On Logs Metrics and Events

Throughout my career so far, nearly every application I have come across logs far too much, and consistently at too high of a log level.

Lots of things which should not really be logs, but rather be either operational or business metrics, or may even be a domain event, are chucked in as a log.

Let’s categorise the different things which I have seen logged, and talk about how we should handle them instead. And finish up with what a valuable set of logs actually looks like.

Is my application working?

This is the pattern where you are logging all of the positive cases throughout your app. Is it writing to the DB? Is it writing to the event log? did the validation pass?

We are essentially stepping through the code, every branch has a log, and you can step through the exact path the program took just by looking at the logs.

This might seem nice, but it is actually incredibly noisy, and makes it difficult to debug when something really does go wrong.

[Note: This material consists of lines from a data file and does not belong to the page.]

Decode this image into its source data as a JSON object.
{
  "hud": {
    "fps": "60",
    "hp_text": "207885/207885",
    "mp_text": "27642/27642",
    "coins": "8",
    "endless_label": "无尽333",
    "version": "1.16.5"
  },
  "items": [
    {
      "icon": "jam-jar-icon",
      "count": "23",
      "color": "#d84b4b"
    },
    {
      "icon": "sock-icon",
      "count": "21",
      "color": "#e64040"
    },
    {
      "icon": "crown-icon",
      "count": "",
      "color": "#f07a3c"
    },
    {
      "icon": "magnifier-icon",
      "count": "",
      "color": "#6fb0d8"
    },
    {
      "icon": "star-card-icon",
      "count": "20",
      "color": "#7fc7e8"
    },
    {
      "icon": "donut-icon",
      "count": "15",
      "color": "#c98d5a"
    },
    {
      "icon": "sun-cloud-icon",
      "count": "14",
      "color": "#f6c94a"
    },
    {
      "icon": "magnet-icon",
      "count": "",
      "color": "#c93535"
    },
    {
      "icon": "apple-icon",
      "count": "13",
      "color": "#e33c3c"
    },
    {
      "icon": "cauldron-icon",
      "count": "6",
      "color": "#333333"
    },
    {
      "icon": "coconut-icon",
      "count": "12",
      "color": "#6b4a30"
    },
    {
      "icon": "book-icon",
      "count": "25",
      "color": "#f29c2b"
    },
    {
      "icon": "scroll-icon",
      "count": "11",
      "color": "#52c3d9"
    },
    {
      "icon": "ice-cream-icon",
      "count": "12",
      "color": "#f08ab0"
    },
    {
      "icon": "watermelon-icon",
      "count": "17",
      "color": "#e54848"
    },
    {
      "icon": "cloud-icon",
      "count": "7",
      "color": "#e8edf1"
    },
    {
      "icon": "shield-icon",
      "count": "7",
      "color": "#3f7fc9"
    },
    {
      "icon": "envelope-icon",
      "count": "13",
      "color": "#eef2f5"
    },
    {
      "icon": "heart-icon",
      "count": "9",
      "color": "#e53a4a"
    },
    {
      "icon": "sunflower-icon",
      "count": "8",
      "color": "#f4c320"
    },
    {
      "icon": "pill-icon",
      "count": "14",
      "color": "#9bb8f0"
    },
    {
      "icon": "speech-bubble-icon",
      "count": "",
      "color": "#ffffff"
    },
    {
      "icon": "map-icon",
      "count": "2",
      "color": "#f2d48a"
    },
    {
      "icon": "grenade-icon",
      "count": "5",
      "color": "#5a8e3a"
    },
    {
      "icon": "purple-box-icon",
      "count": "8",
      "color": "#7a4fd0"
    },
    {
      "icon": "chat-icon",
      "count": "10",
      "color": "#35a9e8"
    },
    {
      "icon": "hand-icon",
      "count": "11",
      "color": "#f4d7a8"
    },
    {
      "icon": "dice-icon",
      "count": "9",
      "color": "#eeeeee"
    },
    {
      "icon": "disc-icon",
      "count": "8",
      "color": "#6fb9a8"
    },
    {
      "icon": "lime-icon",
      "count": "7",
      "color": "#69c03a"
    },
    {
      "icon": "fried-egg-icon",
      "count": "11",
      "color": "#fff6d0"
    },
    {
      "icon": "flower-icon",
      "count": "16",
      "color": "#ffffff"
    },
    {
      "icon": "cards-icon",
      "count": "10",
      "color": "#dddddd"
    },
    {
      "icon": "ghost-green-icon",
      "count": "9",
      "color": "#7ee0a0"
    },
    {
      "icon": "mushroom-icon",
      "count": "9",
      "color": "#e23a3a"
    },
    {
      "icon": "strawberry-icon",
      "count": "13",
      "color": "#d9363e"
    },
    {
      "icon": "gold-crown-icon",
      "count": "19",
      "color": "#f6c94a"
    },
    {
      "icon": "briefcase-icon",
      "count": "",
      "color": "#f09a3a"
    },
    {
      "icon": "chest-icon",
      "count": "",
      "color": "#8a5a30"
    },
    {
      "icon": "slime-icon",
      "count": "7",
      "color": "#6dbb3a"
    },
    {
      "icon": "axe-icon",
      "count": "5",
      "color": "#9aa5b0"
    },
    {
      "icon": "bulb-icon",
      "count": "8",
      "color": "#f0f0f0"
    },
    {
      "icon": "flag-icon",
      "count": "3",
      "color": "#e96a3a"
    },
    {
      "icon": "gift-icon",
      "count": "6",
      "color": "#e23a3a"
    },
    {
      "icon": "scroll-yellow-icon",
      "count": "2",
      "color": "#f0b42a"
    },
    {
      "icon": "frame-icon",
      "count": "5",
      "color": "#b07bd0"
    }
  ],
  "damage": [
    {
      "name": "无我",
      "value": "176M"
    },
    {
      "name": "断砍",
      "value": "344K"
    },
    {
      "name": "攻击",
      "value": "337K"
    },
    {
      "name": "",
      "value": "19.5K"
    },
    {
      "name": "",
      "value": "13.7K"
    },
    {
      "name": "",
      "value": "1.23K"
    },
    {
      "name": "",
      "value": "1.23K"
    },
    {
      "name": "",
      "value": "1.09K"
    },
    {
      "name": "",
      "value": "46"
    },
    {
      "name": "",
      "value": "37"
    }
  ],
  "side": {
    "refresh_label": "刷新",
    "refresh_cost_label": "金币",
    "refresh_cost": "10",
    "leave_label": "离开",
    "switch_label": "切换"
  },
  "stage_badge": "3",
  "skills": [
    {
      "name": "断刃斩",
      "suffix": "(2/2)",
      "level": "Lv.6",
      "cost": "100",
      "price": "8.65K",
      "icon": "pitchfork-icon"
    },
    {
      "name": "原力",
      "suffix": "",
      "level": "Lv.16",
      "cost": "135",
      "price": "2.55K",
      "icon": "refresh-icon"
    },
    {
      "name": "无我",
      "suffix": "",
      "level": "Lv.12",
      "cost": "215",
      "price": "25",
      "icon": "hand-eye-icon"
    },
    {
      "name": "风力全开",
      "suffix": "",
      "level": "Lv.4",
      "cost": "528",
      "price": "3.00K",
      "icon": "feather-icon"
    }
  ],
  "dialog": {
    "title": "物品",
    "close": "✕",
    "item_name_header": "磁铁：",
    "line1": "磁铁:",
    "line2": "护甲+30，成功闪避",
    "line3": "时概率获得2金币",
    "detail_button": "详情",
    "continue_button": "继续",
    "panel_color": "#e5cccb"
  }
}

This kind of log should at most be a Debug log, which is not turned on in production.
It is expensive (log ingest charges, and more logs to chunk through when you do a query/search on your logs)

I have found this pattern appears mostly when we lack confidence in our ability to reconstruct a flow through a system from a bug report. So we feel the need to leave breadcrumbs.

Logging without intent

A continuation of the above pattern, sometimes we log just because we think the log might be useful. It never really is. These logs accumulate, because people struggle to delete logs.

You find yourself asking, does anything alert on this log? Do we use this for anything? And it’s almost always impossible to tell. So do your best to only log explicitly with intent, you should know who will read this log and why.

Validation failures

We have had some bad data come into our API, and it’s failed validation! So we are going to return a 400 Bad Request response back, with a detailed body response following RFC 7807.

Very commonly in this kind of scenario, I see Engineers produce an Error log.

This is not an error. It is the program working exactly how it should.

Please, stop writing error logs when your application is doing exactly what it is meant to do. Error logs should be reserved for unexpected scenarios, ones which cannot be recovered from gracefully, and require human intervention.

You may actually want to log an Information log here, because a user might reach out wondering why their request was rejected. You can log the problem details too if you want, but be very careful not to log any PII. But it certainly is not an Error log, at most perhaps a Warning, but Information should be fine.

Unexpected failures

This is when you really do want to write an Error log. Like say, we were unable to connect to the database to perform an update, or we were unable to talk to an API which is required to fulfil the request.

The anti-pattern I most often see here, using C# as an example, looks something like this

try
{
  _thing.DoSomethingThatMightFail();
}
catch (Exception exception)
{
  _logger.Log(exception, “failed to do thing”);
  throw;
}

Do you see the problem?

In Go, it would look something like this

err := thing.DoSomethingThatMightFail()
if err != nil {
    logger.Error("failed to do thing", "err", err)
    return err
}

Hopefully one of those two examples has worked for you.

But the problem here is that the same error will wind up getting logged at multiple points in the code. So a single error, or bad thing happening, will be very noisy and hard to sift through.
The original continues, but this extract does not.